Get the math straight then present the analysis.
That mythical $114,000 contributed to Medicare is REALLY $228,000!!!!!
This really matters, you think?
It burns me up when some lib talking heads start talking about the Tea Party and how we want to cut government but not in our own entitlement programs. That’s right. We feel like we have more to gripe about when our entitlements are cut because At LEAST WE PAID SOMETHING into the system. It isn’t fair to weigh welfare and Medicaid equally with Social Security and Medicare. The first group pays nothing and takes all. At least the last group pays state and federal taxes, property taxes, capital gains taxes, SS and Medicare taxes, ad infinitum. The payments may not cover 100% of expenses, but at least we have diligently paid what we owed.
Accordingly, to properly account for the relative value of the stream of income they may receive in the future as well as the medical care benefit, they should FIRST use present value analysis to bring both amounts into the current period.

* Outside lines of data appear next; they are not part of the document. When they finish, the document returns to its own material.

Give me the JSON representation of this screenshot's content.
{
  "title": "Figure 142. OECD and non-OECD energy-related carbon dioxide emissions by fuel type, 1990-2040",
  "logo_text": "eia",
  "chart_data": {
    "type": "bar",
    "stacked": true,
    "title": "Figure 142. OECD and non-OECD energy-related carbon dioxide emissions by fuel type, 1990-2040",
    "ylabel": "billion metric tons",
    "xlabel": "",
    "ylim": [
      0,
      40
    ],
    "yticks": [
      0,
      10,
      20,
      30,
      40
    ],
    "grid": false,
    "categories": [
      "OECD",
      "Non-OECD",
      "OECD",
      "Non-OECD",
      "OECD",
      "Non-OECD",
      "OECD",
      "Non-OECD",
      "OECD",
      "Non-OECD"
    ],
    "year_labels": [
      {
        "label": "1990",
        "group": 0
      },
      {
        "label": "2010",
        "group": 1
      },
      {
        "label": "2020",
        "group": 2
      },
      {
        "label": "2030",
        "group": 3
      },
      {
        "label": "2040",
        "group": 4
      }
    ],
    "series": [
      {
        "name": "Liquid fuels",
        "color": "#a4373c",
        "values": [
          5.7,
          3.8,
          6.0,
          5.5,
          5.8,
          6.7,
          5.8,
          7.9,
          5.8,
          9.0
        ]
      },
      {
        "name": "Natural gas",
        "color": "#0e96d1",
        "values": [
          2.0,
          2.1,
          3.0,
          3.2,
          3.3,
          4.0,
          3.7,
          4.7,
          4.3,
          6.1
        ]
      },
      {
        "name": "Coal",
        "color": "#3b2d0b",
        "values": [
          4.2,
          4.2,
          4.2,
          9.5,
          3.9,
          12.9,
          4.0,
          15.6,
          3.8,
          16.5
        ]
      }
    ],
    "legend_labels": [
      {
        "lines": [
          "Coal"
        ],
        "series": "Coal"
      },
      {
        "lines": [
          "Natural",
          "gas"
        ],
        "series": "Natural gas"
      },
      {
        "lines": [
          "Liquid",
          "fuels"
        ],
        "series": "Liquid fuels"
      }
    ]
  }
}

That requires imputing interest to the amount loaned the government and then substantially discounting the future value of the benefits.
If the government didn't properly deal with the proceeds of the loans that's not the fault of the lender. If it takes the sale of Western range land and National Parks so be it ~ the loan has to be repaid, with interest.
I know that at 5% per anum, compound interest will double your money in 14 years. And double it again in 28 years. Am I right? So Medicare has actually made off like bandits with a lot more than that bare naked $114,000.
Correct me if I'm wrong.
They’re using a certain number. My daughter and hubby each make that. They’re paying through the nose for someone NOW....their contribution for their future use....simply doesn’t exist FOR THEM.
They remember that pesky constitution and they despise socialism because they dont trust overlords...
If you think the older generations opposed these socialist policies, you're going to have to explain how they elected the New Dealers into office 5 terms in a row.
Well said. Seems a lot of people like to forget that pesky little fact.